The lock finally clicked. The door swung open a crack on shadow-muffled hinges. She peered into the darkened room, stole inside. Gasping in fright as someone seized her arm, thrust her back into the wall, knife to her throat. Pausing as he recognized her in the dark, lowering the blade and speaking through gritted tee
th.
“Maw’s teeth, what are you doing in here?” Tric hissed.
“… Surprise?”
“I could have cut your damn throat!”
She fought to calm her galloping pulse, push the fright back far enough to speak.
“I couldn’t sleep,” she whispered.
“So you break into my room?

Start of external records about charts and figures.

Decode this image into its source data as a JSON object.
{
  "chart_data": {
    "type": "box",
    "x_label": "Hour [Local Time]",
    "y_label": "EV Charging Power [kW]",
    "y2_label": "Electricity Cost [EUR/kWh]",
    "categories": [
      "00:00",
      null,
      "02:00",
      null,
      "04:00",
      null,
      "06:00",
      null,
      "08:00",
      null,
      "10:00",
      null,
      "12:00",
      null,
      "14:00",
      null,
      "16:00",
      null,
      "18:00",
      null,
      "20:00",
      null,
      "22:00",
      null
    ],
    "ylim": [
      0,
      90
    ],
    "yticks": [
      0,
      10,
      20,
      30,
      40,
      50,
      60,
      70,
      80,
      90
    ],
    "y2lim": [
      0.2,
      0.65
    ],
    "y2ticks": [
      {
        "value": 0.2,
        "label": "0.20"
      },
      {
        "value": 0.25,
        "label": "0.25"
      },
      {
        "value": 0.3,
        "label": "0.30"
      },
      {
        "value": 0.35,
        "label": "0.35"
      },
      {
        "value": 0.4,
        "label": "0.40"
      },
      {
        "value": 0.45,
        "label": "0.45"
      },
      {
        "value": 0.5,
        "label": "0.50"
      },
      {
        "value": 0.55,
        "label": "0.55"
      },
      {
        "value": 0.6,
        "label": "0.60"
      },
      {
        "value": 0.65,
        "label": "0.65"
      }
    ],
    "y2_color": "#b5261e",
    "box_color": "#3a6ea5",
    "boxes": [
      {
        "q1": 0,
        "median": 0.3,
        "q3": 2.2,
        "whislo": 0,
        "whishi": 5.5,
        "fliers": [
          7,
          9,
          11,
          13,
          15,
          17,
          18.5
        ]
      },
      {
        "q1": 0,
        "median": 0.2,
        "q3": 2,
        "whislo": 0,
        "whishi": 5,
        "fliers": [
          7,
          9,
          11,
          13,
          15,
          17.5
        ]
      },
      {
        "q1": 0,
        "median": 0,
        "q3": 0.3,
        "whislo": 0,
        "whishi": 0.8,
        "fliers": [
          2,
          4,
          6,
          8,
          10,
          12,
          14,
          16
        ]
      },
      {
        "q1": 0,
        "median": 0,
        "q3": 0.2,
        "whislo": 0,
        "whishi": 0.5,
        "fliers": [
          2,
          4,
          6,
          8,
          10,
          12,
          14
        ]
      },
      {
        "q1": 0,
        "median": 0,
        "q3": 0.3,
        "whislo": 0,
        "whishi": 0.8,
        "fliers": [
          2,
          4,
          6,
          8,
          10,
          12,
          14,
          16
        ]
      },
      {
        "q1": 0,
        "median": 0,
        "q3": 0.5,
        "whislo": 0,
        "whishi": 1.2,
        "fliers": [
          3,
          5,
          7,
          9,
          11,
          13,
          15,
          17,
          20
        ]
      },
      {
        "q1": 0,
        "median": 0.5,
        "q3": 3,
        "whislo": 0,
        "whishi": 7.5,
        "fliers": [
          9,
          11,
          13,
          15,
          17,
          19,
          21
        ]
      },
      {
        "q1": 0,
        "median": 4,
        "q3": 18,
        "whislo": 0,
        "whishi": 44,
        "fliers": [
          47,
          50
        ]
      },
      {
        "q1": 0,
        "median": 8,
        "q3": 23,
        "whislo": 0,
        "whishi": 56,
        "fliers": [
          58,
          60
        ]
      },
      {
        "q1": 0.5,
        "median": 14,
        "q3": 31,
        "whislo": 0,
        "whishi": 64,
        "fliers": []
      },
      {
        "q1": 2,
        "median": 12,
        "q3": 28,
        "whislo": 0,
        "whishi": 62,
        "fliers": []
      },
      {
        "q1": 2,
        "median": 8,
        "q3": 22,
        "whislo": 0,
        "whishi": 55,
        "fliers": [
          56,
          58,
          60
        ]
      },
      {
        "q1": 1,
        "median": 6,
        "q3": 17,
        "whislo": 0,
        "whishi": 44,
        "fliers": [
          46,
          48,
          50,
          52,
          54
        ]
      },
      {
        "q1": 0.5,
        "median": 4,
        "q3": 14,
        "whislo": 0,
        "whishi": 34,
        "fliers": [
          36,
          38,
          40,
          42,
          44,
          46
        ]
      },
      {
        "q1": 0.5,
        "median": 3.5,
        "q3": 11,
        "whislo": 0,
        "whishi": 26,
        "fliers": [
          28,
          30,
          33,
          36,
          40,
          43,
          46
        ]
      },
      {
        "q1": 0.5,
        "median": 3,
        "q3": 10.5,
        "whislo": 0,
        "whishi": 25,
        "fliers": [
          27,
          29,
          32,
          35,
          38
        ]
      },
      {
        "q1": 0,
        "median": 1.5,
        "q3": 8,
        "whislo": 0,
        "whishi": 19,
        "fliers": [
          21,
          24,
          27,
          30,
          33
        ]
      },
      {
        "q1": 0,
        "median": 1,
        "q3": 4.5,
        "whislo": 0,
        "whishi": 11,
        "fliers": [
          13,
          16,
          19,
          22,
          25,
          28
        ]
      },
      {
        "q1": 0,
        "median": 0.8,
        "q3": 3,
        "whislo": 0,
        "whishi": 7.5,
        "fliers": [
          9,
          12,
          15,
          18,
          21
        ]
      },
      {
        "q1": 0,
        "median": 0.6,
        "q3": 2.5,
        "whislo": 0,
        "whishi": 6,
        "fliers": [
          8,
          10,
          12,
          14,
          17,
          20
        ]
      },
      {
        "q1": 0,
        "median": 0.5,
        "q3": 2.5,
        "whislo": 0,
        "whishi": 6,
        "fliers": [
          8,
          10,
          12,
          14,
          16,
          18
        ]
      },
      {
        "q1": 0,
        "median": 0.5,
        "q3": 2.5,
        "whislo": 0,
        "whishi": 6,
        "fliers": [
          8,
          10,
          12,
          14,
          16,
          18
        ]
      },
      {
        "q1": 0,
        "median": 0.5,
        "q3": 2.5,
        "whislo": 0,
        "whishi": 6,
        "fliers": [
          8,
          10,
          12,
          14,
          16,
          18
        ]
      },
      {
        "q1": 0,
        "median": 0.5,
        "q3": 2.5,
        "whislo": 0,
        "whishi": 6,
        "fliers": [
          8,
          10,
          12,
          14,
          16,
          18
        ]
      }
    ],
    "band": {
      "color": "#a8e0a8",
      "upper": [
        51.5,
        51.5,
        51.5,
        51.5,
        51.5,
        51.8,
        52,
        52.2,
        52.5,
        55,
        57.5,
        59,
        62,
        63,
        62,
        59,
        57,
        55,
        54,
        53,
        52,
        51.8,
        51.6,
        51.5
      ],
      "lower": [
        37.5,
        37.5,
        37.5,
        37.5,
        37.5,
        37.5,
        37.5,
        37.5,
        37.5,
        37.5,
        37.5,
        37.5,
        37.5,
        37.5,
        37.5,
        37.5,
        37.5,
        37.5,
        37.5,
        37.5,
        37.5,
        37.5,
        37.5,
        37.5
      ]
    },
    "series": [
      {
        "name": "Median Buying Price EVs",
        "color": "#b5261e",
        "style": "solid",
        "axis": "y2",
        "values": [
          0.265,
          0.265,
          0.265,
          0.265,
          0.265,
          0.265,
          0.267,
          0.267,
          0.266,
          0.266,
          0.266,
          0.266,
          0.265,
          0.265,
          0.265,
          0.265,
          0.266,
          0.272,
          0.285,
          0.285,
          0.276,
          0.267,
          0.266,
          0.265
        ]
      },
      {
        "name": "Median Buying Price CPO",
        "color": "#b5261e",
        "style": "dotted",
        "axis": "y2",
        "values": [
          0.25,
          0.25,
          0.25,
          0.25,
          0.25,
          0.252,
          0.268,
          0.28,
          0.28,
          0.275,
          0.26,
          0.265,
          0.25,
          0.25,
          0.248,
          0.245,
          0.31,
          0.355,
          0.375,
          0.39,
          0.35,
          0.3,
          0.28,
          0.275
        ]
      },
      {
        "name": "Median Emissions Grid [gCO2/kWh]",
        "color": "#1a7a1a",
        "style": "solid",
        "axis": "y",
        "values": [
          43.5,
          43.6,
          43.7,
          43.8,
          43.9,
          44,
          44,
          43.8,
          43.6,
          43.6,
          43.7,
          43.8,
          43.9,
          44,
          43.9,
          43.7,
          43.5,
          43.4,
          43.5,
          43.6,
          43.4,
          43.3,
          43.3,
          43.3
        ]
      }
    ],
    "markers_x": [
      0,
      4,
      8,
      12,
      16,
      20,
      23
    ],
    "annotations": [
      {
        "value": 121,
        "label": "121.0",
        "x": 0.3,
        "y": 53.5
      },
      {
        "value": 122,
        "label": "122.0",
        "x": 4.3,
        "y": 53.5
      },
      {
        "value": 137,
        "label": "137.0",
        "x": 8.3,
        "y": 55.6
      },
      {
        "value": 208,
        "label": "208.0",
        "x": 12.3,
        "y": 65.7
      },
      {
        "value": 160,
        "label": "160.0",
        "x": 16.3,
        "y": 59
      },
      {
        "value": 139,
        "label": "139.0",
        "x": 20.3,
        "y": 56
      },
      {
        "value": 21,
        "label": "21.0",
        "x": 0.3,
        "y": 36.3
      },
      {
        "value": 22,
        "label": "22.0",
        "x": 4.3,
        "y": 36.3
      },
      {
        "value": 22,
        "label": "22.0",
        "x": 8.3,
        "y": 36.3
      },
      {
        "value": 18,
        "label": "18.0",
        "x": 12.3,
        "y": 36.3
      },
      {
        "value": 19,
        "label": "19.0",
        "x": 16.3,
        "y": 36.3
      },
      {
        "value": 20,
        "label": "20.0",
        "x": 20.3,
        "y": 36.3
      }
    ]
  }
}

It’s after ninebells, what if you got caught?
“I’m sorry.” She licked at dry lips. Swallowed.
He was still pressed against her, close enough to breathe him in. She realized he must sleep naked—his bare skin gleamed in the dim, sourceless light. Her gaze traveled his body, the hard muscle on his hairless torso, the taut cords at his neck, along his arms. Her breath coming a little quicker. The fear that had woken her was roiling in her still, but something else was stirring now. Something older. Stronger.
Do I want this?
She looked up into deep hazel eyes, softening with pity. He couldn’t know what it was like. Couldn’t understand what Mister Kindly meant to her. But still, she saw his anger melt, some soft understanding stepping in to replace it.
“I’m sorry too. You just scared me, is all.”
Tric sighed, began to ease away. A wordless protest slipped from her lips, and she reached out, running her fingertips up his arm. Goosebumps rose on his skin. She rested one hand on the hard swell of his shoulder. Stopped him from pulling away.
“Mia…”
“Can I sleep here tonight?”
He frowned. Those big hazel eyes searching her own.
“Sleep?”
Naked as he was, she could feel him pressed against her leg. She lowered her chin, looked up at him through the dark haze of her lashes. A small, knowing smile twisted her lips as she felt him stirring slightly. With deliberate slowness, she reached down with her free hand. Brushing her fingertips along his length, feeling it swell. He gasped as she took him fully in her hand, running her fingers along his silken-smooth underside. Flooded with dark satisfaction that her merest touch could inflame him.
Daughters, but he felt hot. Almost scalding the palm of her hand. And the slick of cold fear inside her belly began to melt, replaced by a slowly growing fire.